Precautions for operation:

1) In Newton's second law experiment, the friction must be balanced by padding one end of the long plank, and the position of the pad should be appropriate after the position is determined, and the inclination angle can not be replaced.

2) When changing the size of m and m, every time the trolley starts to release, it should be as close as possible to the dot timer, and the trolley should be powered on first before putting the trolley.

3) Each time a is determined by paper tape, the average acceleration should be solved.

Newton's second law experiment is to verify Newton's second law of motion.

Newton's second law of motion is commonly formulated that the magnitude of an object's acceleration is proportional to the force, inversely proportional to the mass of the object, and proportional to the reciprocal of the mass of the object; The direction of acceleration is the same as that of the applied force.

This law was proposed by Isaac Newton in 1687 in his book Principles of Mathematics in Natural Philosophy. Newton's second law of motion and the first.

The first and third laws together constitute Newton's laws of motion, which expound the basic laws of motion in classical mechanics.

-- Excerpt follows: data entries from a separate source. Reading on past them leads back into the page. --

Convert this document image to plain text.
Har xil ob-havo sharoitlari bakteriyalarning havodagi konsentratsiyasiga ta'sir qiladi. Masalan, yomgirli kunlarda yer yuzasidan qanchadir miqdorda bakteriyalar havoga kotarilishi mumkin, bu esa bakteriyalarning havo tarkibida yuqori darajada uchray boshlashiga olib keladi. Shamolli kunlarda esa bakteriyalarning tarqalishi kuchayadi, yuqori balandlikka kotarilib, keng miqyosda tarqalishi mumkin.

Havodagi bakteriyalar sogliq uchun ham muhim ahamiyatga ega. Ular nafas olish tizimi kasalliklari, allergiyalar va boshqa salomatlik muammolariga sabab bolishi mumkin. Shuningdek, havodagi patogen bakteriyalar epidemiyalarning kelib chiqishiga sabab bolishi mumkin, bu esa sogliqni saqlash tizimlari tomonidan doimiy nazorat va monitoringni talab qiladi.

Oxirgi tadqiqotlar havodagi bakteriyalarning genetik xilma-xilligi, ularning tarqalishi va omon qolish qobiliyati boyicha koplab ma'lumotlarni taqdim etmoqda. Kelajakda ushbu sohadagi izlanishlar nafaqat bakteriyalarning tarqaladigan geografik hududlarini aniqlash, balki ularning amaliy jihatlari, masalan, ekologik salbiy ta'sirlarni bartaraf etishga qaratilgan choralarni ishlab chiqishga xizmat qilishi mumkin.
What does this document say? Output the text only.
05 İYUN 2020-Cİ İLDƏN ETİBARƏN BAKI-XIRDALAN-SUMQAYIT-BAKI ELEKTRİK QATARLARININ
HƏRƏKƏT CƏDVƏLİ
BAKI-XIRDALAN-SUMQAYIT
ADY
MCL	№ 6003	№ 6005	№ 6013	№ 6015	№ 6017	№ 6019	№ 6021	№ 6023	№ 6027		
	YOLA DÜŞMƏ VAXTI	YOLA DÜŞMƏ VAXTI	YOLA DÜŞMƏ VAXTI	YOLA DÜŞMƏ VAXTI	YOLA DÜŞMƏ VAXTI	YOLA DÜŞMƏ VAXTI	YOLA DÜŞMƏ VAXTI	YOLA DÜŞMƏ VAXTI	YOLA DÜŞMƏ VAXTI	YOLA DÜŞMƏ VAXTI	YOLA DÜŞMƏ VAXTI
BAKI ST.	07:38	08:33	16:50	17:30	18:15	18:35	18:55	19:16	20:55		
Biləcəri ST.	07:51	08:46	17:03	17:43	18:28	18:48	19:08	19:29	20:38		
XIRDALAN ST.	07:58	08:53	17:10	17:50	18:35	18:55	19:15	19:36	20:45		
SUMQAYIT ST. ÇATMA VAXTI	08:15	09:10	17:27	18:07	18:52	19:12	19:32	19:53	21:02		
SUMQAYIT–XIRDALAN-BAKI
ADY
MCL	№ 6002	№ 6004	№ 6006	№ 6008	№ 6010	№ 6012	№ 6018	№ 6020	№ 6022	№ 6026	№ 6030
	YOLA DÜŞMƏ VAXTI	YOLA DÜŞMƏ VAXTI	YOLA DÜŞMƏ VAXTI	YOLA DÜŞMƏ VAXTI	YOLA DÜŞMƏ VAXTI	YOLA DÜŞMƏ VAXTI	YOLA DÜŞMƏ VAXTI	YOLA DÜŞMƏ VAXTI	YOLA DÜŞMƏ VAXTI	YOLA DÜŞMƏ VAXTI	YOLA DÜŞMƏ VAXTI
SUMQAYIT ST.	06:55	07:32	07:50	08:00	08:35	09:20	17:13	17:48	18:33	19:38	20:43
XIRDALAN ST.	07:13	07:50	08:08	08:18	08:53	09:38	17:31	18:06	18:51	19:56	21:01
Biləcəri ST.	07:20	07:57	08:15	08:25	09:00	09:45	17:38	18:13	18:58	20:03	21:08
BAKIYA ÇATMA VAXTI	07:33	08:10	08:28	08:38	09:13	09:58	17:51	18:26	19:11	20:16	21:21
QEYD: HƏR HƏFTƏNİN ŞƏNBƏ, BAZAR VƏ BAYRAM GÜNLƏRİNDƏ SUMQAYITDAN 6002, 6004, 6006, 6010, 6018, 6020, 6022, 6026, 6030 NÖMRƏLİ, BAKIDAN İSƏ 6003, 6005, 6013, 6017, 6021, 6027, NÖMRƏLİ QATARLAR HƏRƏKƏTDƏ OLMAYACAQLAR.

Brief introduction. Independence: The object is acted on by several external forces, and the acceleration produced under the action of one external force is only related to this external force, independent of other forces, and the vector sum of the acceleration produced by each force is equal to the acceleration produced by the resultant external force, and the resultant acceleration is related to the resultant external force.

Causality: Force is the cause of acceleration, acceleration is the effect of force, so force is the cause of changing the state of motion of an object.